Understanding settled with sickening clarity.

This, then, was the “entertainment” for which the young women had been taken.

It was not merely a feast. It was permission—an absolution men granted themselves to abandon restraint entirely, to indulge appetites so base they could only be pursued in secrecy. Acts condemned by law, conscience, and civilization itself were recast as sport, cloaked in silk and ritual, and excused as celebration.

Revulsion rose swift and cold. “How soon?” I took a swallow of the brandy.

“In two nights’ time,” Nicky said. “He complained the notice was shorter than he liked, as he will need a costume. His tailor, apparently, is performing miracles.” His lip curled. “As if that was the thing that mattered.”

I rose at once and paced the length of the rug. Two nights. Very little margin. And barely any time. “Did he say where?”

“No,” Nicky replied. “That was the part he found most amusing.” He took a sip of the brandy. “He is to present himself at a particular stretch of the river after dark. A barge will be waiting. From there, he is to be taken to an unknown destination. Masks are required. No names. No questions.”

I stopped pacing.

A barge. The river. Anonymity by design.

Every piece slid into place with sickening clarity.

I turned back to Nicky, forcing my voice into a steadiness I did not feel.

“As dissolute as it sounds,” I said, “this could still be a gathering of willing participants. Paid women. Courtesans who understand precisely what they are selling. Depraved, perhaps, but not unprecedented.”

The words tasted foul even as I spoke them. But they needed to be said. Logic demanded it. Proof mattered.

Nicky did not answer at once. He set the brandy glass down carefully on the sideboard, aligning it with unnecessaryprecision, then faced me again. The color had drained from his face, leaving something tight and grim in its place.

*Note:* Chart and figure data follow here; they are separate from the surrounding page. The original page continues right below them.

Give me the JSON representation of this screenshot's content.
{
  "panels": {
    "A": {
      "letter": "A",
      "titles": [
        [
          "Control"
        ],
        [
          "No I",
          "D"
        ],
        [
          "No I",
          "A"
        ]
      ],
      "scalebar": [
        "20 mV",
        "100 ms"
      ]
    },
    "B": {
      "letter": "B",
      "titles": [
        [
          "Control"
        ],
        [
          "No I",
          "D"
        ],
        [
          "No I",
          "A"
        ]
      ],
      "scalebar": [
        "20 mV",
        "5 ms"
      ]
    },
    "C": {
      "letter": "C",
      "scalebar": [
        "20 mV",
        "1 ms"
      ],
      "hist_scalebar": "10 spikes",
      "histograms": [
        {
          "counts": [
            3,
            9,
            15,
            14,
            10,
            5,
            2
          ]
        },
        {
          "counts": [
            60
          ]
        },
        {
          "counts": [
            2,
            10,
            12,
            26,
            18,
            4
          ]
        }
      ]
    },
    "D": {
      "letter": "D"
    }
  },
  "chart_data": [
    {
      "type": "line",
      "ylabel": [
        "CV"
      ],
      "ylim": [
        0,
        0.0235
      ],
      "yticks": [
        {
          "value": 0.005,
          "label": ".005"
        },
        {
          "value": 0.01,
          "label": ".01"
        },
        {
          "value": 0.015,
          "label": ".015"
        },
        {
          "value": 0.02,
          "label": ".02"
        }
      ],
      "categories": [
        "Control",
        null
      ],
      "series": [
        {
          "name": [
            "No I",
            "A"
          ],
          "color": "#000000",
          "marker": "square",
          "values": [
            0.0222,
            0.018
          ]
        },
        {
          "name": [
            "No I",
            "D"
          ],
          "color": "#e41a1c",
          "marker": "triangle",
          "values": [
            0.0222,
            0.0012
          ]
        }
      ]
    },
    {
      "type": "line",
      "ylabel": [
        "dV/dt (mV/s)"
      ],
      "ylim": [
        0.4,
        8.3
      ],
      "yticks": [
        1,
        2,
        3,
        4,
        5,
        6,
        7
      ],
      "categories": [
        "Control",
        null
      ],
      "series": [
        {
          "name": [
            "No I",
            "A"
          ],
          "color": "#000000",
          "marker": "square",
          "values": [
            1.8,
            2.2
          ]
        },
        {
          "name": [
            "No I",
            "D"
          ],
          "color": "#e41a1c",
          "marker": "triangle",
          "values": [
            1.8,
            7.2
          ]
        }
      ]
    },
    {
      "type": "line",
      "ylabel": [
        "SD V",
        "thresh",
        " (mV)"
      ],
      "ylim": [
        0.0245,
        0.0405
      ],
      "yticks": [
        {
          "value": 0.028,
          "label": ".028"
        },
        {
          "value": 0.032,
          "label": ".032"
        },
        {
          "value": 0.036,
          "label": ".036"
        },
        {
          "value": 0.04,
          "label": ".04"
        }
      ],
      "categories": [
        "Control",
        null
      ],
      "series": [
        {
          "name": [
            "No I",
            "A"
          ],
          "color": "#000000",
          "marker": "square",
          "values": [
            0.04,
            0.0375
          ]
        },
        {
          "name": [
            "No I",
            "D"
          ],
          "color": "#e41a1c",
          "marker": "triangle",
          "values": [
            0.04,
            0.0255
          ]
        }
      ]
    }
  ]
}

“That is what I told myself at first,” he said. “That it was merely another indulgence for men with more money than conscience.”

I waited.

“But Fairleigh would not stop talking,” Nicky continued quietly. “And he said something, offhand, as though it were of no importance at all.”

My chest tightened.

“What did he say?” I asked.

Nicky met my gaze directly. “He said the women were not courtesans.”

The room seemed to narrow around us.

“Not willing participants,” he went on. “Not women who understood the bargain.”

Cold spread beneath my ribs. “What, then?” I asked.

Nicky did not soften it.

“They are virgins.”

The word echoed in my mind, stark and obscene in its implication.

Virgins. Young women selected for that particular perversion precisely because they had never been touched by a man.